Il pericolo di un’altra
crisi finanziaria

La crisi finanziaria, che partita dagli Usa nel 2007 ha colpito a lungo le economie di tutto il mondo, è stata determinata dall’eccesso di debiti - in particolare attraverso le operazioni di mutui ad alto rischio (subprime) - nonché dall’abnorme espansione di operazioni finanziarie speculative. Tra queste operazioni hanno avuto particolare espansione i derivati over the counter (otc), che vengono acquistati e venduti al di fuori dei mercati regolamentati e le cui caratteristiche non sono standardizzate e definite dall’autorità di controllo.

Scoppiata la crisi Barak Obama, dopo aver fatto fronte con risorse pubbliche alle insolvenze delle principali banche americane, fece approvare nel 2010 un’importante legge - «Dodd-Frank» - che fissava un limite per le operazioni in derivati otc, imponendo norme di trasparenza, di garanzia e di copertura alle grandi banche (too big to fail). Dopo tre anni di applicazione della legge, la Commodity futures trading commission (Cftc) è dovuta intervenire per raccomandare alle grandi banche di non eludere detta normativa, valida solo sul territorio nazionale, effettuando contratti in derivati otc presso le filiali estere. Di ciò la grandi banche non hanno tenuto alcun conto.

Tra queste per prima la Goldman Sachs, ben nota per la sua attitudine alla finanza speculativa, ha chiesto ai propri clienti l’autorizzazione ad effettuare operazioni in derivati otc presso le proprie filiali estere. A seguito di queste attività, a fine 2017 il complesso delle operazioni in derivati otc è tornato ai livelli del 2007, superando i 530 trilioni di dollari.

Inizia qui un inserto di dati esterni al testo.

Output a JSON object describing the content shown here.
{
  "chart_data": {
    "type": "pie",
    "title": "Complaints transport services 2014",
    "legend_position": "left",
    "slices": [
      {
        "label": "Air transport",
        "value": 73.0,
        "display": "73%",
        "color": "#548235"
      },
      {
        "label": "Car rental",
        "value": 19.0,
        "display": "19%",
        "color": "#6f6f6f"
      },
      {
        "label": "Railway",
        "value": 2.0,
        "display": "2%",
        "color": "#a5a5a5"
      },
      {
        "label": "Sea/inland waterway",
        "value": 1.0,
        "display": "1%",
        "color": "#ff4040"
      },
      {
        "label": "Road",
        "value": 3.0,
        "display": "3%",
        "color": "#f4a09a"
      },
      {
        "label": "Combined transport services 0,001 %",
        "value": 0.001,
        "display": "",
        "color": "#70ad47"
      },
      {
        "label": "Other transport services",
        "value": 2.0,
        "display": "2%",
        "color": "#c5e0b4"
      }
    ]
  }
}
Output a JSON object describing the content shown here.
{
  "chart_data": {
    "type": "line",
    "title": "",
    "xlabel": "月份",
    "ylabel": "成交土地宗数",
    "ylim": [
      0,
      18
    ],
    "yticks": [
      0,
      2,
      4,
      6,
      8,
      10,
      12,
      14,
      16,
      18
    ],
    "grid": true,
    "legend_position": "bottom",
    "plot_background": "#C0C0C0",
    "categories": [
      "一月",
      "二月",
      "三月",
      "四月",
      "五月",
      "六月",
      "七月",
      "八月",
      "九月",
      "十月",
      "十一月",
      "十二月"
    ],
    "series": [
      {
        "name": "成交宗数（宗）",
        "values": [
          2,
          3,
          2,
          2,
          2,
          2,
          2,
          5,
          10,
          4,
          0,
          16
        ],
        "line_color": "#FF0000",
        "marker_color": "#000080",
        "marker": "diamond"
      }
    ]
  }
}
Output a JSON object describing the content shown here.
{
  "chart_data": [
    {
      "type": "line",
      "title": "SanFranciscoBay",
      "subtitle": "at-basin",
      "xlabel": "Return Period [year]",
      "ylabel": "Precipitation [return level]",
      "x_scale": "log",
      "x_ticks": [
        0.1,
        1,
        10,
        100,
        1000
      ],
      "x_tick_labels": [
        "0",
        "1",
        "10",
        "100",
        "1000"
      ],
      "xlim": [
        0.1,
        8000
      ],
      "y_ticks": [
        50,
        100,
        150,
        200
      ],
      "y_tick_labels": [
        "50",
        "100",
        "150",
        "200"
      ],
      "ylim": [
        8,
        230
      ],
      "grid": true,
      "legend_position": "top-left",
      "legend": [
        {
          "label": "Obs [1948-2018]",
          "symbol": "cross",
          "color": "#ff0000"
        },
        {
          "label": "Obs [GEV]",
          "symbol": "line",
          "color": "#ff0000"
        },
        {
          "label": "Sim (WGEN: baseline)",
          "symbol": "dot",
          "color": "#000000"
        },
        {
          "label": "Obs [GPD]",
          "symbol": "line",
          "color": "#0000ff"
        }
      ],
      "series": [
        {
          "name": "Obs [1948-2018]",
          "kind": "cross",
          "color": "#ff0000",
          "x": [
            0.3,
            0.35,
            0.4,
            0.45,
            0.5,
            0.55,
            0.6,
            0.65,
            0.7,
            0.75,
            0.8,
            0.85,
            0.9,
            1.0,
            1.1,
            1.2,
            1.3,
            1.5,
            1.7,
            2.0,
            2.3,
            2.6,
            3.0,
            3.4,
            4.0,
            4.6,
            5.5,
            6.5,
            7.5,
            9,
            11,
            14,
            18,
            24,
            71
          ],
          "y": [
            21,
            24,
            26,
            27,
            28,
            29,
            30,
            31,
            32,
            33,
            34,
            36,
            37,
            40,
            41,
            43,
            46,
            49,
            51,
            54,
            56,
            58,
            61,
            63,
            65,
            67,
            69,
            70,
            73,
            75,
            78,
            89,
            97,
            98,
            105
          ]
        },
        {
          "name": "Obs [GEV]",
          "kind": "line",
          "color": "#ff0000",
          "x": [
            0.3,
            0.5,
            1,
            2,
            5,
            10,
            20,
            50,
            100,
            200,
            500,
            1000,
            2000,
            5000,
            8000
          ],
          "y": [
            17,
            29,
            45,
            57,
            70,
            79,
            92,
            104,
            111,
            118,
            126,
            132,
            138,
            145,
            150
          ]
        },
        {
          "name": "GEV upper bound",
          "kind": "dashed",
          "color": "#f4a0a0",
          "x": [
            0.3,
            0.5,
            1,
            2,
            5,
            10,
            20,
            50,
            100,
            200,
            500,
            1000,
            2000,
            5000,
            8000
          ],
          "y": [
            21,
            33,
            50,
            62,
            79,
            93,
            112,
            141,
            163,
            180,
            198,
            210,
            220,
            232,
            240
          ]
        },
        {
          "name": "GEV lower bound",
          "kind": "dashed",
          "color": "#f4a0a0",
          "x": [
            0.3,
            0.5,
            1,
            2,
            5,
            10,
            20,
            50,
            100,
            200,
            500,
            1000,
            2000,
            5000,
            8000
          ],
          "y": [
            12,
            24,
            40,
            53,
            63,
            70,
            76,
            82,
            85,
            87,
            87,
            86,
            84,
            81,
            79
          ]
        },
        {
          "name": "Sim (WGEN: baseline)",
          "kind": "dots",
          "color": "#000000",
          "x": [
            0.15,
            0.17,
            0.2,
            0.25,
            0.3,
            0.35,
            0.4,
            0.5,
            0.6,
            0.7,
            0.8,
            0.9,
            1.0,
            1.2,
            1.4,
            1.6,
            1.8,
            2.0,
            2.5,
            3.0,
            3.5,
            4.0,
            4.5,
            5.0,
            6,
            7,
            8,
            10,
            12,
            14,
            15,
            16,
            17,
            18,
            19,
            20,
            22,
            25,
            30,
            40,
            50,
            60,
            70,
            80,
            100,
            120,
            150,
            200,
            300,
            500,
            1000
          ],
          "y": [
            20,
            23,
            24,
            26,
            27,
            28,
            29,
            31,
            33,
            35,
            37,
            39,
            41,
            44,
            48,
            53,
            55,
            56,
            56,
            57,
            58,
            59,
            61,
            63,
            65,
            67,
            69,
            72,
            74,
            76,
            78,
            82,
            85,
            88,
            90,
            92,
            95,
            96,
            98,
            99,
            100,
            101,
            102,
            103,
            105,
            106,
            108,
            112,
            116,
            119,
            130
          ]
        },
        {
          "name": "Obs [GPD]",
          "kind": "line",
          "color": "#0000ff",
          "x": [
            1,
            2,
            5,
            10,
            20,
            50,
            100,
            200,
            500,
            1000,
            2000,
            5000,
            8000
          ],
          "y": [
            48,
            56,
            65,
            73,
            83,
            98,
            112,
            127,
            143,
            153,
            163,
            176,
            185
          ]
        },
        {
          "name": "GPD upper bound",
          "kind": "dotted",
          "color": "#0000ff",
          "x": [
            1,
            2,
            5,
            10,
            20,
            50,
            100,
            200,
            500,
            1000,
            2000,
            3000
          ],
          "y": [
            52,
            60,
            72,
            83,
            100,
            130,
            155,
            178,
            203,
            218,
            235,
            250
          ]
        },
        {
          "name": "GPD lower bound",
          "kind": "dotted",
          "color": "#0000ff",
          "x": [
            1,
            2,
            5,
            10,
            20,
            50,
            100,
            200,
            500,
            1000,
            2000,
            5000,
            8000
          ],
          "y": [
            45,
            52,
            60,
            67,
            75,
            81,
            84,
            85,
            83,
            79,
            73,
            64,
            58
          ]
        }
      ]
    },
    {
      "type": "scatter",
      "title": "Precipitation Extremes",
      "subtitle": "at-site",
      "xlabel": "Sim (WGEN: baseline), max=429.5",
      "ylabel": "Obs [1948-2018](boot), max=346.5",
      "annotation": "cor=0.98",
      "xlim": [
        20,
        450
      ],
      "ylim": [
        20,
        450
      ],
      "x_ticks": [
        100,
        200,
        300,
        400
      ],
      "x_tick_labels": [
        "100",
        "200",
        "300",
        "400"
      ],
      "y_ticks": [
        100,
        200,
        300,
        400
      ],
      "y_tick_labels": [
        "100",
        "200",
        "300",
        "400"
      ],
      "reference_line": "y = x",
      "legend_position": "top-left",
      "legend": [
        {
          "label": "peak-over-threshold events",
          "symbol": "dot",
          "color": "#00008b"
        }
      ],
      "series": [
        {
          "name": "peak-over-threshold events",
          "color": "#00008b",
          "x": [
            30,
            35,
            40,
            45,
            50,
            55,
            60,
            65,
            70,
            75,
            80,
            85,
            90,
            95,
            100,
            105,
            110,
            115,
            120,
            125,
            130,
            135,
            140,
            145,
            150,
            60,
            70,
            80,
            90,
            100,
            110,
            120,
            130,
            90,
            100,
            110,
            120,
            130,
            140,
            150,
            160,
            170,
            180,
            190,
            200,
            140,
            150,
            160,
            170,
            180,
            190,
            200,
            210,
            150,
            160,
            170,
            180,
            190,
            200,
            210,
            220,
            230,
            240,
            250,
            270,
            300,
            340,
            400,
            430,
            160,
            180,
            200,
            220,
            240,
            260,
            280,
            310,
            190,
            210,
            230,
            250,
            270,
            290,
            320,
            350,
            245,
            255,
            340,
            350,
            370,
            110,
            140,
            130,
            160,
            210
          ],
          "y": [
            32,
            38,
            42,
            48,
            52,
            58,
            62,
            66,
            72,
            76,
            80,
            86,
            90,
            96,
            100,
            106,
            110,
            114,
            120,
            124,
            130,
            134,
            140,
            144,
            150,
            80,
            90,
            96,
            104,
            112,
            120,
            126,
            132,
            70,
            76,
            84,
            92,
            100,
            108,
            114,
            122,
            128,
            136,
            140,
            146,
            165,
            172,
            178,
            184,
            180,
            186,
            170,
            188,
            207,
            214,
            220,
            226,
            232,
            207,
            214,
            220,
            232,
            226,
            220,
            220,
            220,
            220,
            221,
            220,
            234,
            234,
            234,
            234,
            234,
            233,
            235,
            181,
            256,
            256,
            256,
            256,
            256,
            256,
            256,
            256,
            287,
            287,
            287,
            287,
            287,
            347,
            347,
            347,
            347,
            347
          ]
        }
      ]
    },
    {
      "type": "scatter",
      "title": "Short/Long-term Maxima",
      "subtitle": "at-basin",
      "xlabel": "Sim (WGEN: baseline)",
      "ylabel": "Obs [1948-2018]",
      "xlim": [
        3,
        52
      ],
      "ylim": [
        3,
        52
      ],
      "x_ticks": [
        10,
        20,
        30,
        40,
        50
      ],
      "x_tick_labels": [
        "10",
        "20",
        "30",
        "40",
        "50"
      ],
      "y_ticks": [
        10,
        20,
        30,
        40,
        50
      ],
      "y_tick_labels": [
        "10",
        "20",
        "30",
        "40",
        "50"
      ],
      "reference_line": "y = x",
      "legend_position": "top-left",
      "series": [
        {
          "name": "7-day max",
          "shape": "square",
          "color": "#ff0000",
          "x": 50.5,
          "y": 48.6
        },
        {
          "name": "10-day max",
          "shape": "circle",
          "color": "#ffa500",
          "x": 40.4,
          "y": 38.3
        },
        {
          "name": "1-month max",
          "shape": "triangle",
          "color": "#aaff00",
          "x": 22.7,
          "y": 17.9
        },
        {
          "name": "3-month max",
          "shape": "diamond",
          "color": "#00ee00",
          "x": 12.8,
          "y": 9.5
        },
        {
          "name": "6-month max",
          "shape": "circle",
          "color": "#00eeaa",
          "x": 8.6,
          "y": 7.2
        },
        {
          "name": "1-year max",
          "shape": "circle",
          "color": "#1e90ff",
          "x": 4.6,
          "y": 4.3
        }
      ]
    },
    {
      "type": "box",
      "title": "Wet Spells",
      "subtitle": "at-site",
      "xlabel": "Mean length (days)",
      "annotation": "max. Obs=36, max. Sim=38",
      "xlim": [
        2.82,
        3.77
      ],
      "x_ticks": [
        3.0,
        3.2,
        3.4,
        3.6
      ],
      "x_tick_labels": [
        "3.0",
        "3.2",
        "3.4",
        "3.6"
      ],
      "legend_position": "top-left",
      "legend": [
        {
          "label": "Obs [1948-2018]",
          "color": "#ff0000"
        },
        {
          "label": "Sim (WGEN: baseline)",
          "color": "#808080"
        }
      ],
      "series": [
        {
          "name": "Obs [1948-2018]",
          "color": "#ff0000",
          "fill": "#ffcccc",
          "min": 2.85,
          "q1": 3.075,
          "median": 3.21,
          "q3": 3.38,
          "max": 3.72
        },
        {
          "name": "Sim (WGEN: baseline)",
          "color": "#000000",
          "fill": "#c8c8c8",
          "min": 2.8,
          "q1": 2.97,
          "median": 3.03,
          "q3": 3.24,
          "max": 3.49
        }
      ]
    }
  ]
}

Nei giorni scorsi il «Wall Street Journal» ha lanciato l’allarme sulla particolare crescita smisurata dei derivati-swaps sui tassi di interesse, uno dei più moderni strumenti per la copertura dei rischi. È stato calcolato che ne vengono scambiati ogni giorno per un valore di 1,28 trilioni di dollari. Un campanello d’allarme è rappresentato anche dal notevole aumento del debito di famiglie e imprese. La rivista «Fortune» ha riferito che i crediti dei consumatori, privi di ipoteche, hanno raggiunto i 4 trilioni di dollari, con una crescita del 45% rispetto al 2008. Il debito contratto con carte di credito ha raggiunto il trilione di dollari e notevolmente cresciuta è anche l’esposizione delle imprese industriali, che alla fine del 2007 risultava pari al 96% del Pil nazionale. Sempre secondo il «Wall Street Journal», il debito degli studenti contratto per finanziare gli studi e che dovrà essere restituito durante la vita lavorativa, è aumentato in 10 anni del 170%, raggiungendo il livello di 1,4 trilioni di dollari. Altrettanto sostenuta è la crescita dei debiti contratti per l’acquisto di auto. In presenza di questa situazione, alcuni operatori economici e finanziari Usa hanno lanciato l’allarme, ricordando che si stanno evidenziando situazioni simili a quelle che hanno provocato, a partire dal 2007, l’ultima pesantissima crisi. Si è oggi, infatti, di fronte ad un eccesso di indebitamento, tanto nel settore privato quanto in quello pubblico, e ad una crescita esponenziale della finanza speculativa, con investimenti prevalentemente concentrati in una singola tipologia operativa, i derivati otc. È abbastanza evidente che sarebbe opportuna un’azione congiunta delle autorità governative e di controllo statunitensi le quali, partendo da una revisione della legge Dodd-Frank, impedendone l’elusione, creassero tutte le condizioni necessarie a fronteggiare l’attuale situazione, evitando ai mercati conseguenze ancor più gravi rispetto a quelle causate dall’ultima crisi. Per il momento, però, il presidente Trump sembrerebbe non tenere in alcuna considerazione questi problemi, focalizzando pesantemente gran parte della propria azione politica nell’applicazione di dazi che stanno sempre più snaturando la tradizionale vocazione americana al libero mercato.